1HFY20 realised net income (RNI) of RM38.9m is above our expectation at 65% and consensus at 57% as 2QFY20 rental rebates to tenants were not as high as previously anticipated. 1HFY20 GDPU of 3.43 sen per unit (which includes a non-taxable portion of 0.09 sen) is also above at 63% of our FY20E GDPU of 5.4 sen.

Results’ highlights. YoY-Ytd, top-line was up by 2% on higher revenue generated from Menara Shell, Wisma Technip, and Tesco. As a result of lower property operating expense (-3%) and finance cost (- 6%), RNI was up by 8%. However, DPU was flat at 3.43 sen as the group aims for prudent cash management in light of Covid-19 uncertainties. QoQ, top-line was down by 3.8% on marginally lower gross revenue recognised during the quarter due to rental rebates. RNI declined by 3.6% despite mildly lower operating expense (-3%) and finance cost (-6.6%)

Outlook. FY20-21 will see minimal lease expiries of 19-21% of net lettable assets (NLA) while the issue of oversupply of office spaces in the Klang Valley remains.

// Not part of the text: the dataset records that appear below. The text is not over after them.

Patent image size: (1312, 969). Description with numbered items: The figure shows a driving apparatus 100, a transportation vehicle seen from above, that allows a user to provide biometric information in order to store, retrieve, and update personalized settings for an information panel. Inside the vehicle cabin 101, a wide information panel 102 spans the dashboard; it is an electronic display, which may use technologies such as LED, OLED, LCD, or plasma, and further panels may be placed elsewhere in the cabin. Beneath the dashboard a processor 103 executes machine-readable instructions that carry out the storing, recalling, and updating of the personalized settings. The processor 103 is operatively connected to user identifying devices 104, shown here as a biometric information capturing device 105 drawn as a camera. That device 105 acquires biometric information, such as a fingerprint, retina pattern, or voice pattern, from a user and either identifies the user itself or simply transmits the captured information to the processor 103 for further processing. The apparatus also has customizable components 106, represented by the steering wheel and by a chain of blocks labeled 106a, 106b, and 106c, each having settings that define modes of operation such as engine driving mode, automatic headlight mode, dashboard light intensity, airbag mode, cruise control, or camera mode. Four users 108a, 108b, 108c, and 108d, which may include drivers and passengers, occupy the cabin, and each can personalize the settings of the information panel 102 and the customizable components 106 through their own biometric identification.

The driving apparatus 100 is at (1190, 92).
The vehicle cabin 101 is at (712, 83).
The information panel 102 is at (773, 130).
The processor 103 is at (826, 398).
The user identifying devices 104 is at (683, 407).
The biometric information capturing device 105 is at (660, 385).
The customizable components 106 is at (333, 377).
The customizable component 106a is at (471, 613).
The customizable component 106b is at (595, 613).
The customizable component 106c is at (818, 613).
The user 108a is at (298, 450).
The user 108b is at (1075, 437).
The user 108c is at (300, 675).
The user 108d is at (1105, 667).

The group remains cautious of the Covid-19 situation but does not expect further rental rebates in 2HFY20 as business operations are improving. Portfolio occupancy remains stable at 90.4% in 2QFY20.

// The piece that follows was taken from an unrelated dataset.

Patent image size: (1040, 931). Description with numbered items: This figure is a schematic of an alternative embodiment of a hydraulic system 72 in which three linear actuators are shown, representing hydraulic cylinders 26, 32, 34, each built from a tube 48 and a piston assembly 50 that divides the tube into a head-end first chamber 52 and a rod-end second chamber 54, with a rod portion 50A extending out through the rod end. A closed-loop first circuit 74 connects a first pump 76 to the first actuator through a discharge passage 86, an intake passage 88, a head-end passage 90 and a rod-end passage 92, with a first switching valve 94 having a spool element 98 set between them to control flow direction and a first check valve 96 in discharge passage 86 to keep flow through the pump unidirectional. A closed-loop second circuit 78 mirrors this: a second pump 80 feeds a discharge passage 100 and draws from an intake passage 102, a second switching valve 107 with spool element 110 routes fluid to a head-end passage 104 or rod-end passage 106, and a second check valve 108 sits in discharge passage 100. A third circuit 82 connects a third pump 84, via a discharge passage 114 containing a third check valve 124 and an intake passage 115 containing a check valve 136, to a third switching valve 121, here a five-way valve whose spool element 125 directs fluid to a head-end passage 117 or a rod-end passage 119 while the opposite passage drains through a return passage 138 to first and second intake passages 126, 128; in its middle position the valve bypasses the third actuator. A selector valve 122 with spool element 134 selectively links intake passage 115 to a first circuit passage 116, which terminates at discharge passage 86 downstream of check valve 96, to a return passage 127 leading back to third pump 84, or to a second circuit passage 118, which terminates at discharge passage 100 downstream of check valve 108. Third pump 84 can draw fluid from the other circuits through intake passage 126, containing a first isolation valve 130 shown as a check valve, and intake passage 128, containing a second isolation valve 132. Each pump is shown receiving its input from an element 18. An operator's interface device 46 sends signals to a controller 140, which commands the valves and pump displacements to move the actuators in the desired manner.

Increase FY20-21E CNP by 22-3% to RM73-76m on improved occupancy of 90-91% (from 87-90% in FY20-21E) and lower-than expected rental rebates in 2QFY20. FY20-21E GDPU/NDPU to 6.4-6.7 sen / 5.8-6.0 sen, (from GDPU/NDPU 5.5-6.7 sen / 4.9-6.1 sen) on improved earnings but a lower pay-out ratio of 95% (from 99%) as we believe MQREIT prefers to be prudent with cash management, implying gross yields of 8.5-8.8% (net yield of 7.7-8.0%).

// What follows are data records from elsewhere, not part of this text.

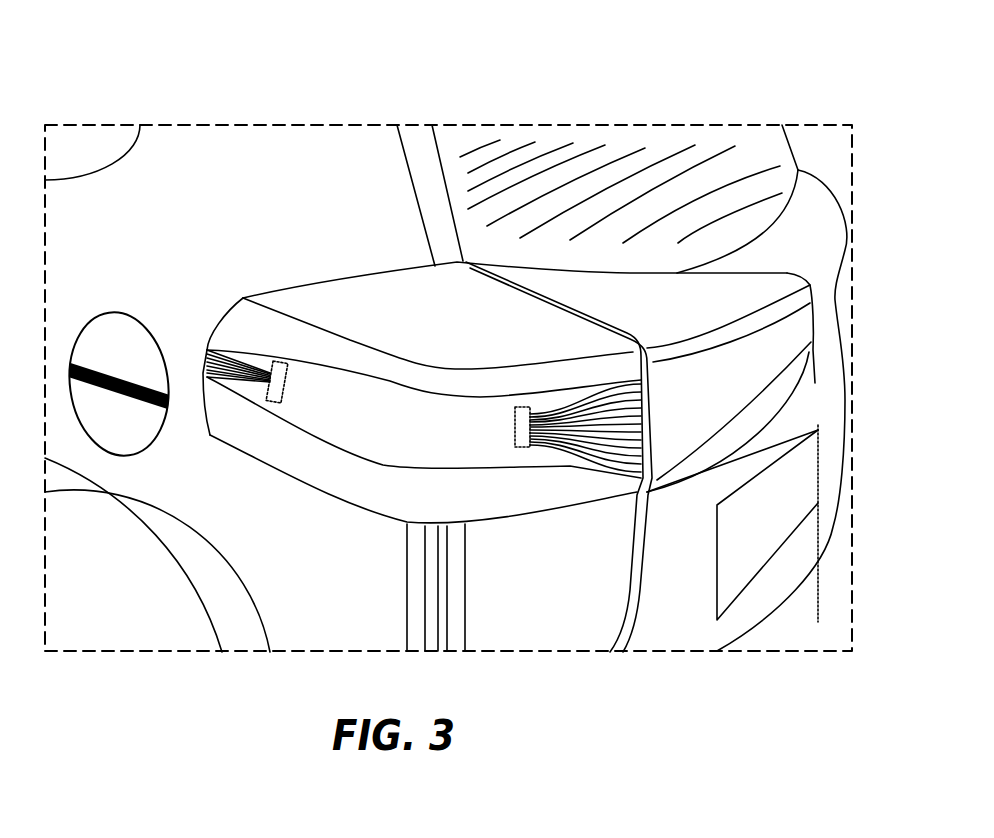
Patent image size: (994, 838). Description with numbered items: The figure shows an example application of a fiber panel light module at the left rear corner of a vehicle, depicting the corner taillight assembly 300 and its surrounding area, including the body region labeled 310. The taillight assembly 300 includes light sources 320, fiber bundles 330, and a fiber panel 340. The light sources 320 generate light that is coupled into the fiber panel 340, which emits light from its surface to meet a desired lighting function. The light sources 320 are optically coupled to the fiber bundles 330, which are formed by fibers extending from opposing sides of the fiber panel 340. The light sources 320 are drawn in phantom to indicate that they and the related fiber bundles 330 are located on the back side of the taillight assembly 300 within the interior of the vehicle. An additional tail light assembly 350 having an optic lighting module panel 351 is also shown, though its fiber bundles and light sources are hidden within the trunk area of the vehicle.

The taillight assembly 300 is at (114, 68).
The upper body panel 310 is at (330, 352).
The light sources 320 is at (288, 373).
The fiber bundles 330 is at (207, 351).
The fiber panel 340 is at (410, 446).
The tail light assembly 350 is at (670, 490).
The optic lighting module panel 351 is at (734, 406).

Upgrade to OUTPERFORM (from MP) with a higher Target Price of RM0.80 (from RM0.70). Our TP is based on FY21E GDPU of 6.7 sen but on a lower spread of +5.8ppt @ +1.5SD (from +6.3ppt @ +2SD) on a lower 10-year MGS target of 2.80% (from 3.30%). Our target yield spread is in line with the sector at +1.0 to +2.0SD to historical levels as we remain cautious under this Covid-19 pandemic, but we believe MQREIT warrants slightly better spreads given that 1HFY20 saw minimal earnings weakness contrary to our earlier poor expectation. We also do not expect further rental rebates in 2HFY20, barring any unforeseen circumstances. At current levels, the gross yields are attractive at 8.8% vs. MREITs under our coverage with an average of 5.3%, given the stability of the office segment compared to retail and hospitality segments.

Risks to our call include bond yield expansions and weaker-than expected rental reversions.